Directed Acyclic Graph (DAG) blockchain applications represent an evolution from traditional linear blockchain solutions, addressing their inherent scalability issues. The analysis of the transactions fee market in these applications proves particularly insightful, given their demonstrated ability to manage very high transaction throughputs, and the crucial role transaction fees play in blockchain sustainability, efficiency and security, as a mechanism to incentivize validators and regulate network congestion.

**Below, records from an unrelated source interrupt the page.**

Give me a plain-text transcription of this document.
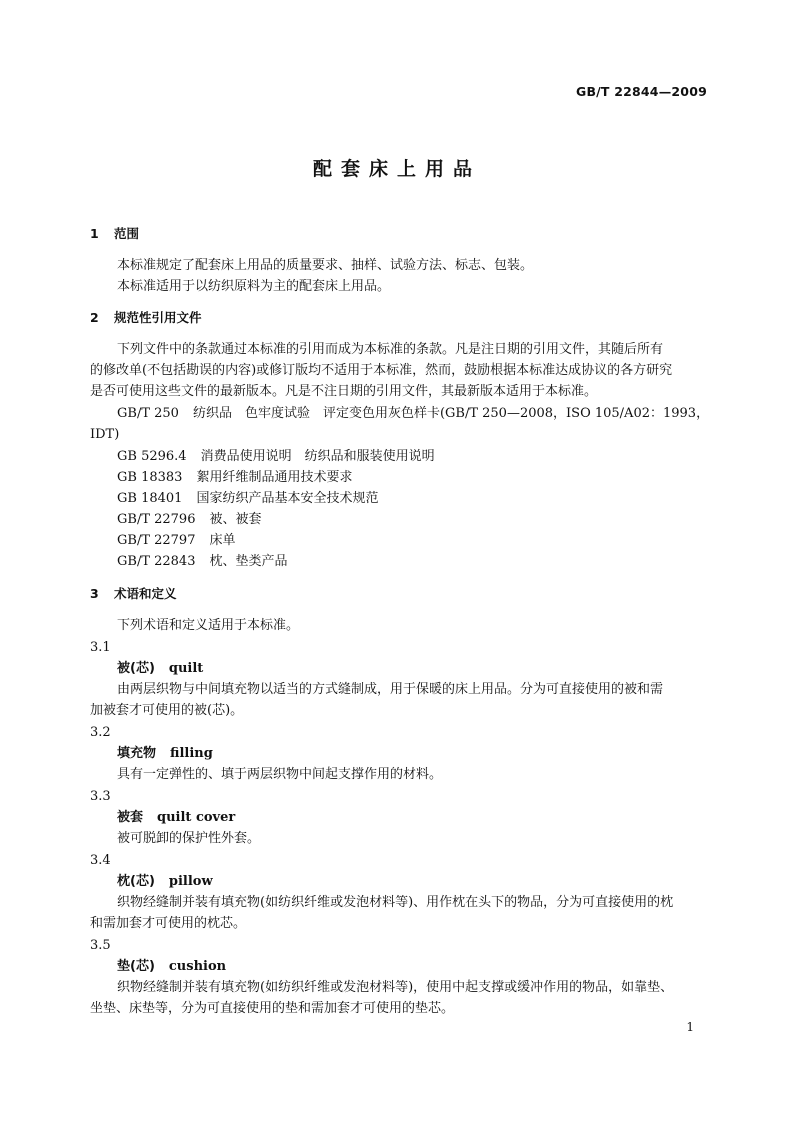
GB/T 22844—2009
配套床上用品
1 范围
本标准规定了配套床上用品的质量要求、抽样、试验方法、标志、包装。
本标准适用于以纺织原料为主的配套床上用品。
2 规范性引用文件
下列文件中的条款通过本标准的引用而成为本标准的条款。凡是注日期的引用文件，其随后所有
的修改单(不包括勘误的内容)或修订版均不适用于本标准，然而，鼓励根据本标准达成协议的各方研究
是否可使用这些文件的最新版本。凡是不注日期的引用文件，其最新版本适用于本标准。
GB/T 250 纺织品　色牢度试验　评定变色用灰色样卡(GB/T 250—2008，ISO 105/A02：1993，
IDT)
GB 5296.4 消费品使用说明　纺织品和服装使用说明
GB 18383 絮用纤维制品通用技术要求
GB 18401 国家纺织产品基本安全技术规范
GB/T 22796 被、被套
GB/T 22797 床单
GB/T 22843 枕、垫类产品
3 术语和定义
下列术语和定义适用于本标准。
3.1
被(芯) quilt
由两层织物与中间填充物以适当的方式缝制成，用于保暖的床上用品。分为可直接使用的被和需
加被套才可使用的被(芯)。
3.2
填充物 filling
具有一定弹性的、填于两层织物中间起支撑作用的材料。
3.3
被套 quilt cover
被可脱卸的保护性外套。
3.4
枕(芯) pillow
织物经缝制并装有填充物(如纺织纤维或发泡材料等)、用作枕在头下的物品，分为可直接使用的枕
和需加套才可使用的枕芯。
3.5
垫(芯) cushion
织物经缝制并装有填充物(如纺织纤维或发泡材料等)，使用中起支撑或缓冲作用的物品，如靠垫、
坐垫、床垫等，分为可直接使用的垫和需加套才可使用的垫芯。
1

This research addresses a gap by assessing the transactions' supply and demand characteristics and their influence on the related fees within the four largest DAG blockchain applications by market capitalization, namely Hedera, Kaspa, Iota and Conflux. The analysis reveals diverse approaches to transaction management across these applications, deriving from price and market entry regulation to open competition and unrestricted entry for miners, directly influencing the level and predictability of fees paid by users. Analysis of extensive datasets reveals a substantial surplus of space for transactions, with current throughput remaining well below effective limits. This oversupply explains the fractional transaction fees compared to Bitcoin. By introducing formal economic modelling and analysing key metrics, this research assesses transactional friction and economic sustainability across varying policies and consensus mechanisms. These findings provide practical insights for the design and evolution of DAG blockchains, offering detailed implications for policymakers and users to maintain competitive, sustainable participation and mitigate economic risks.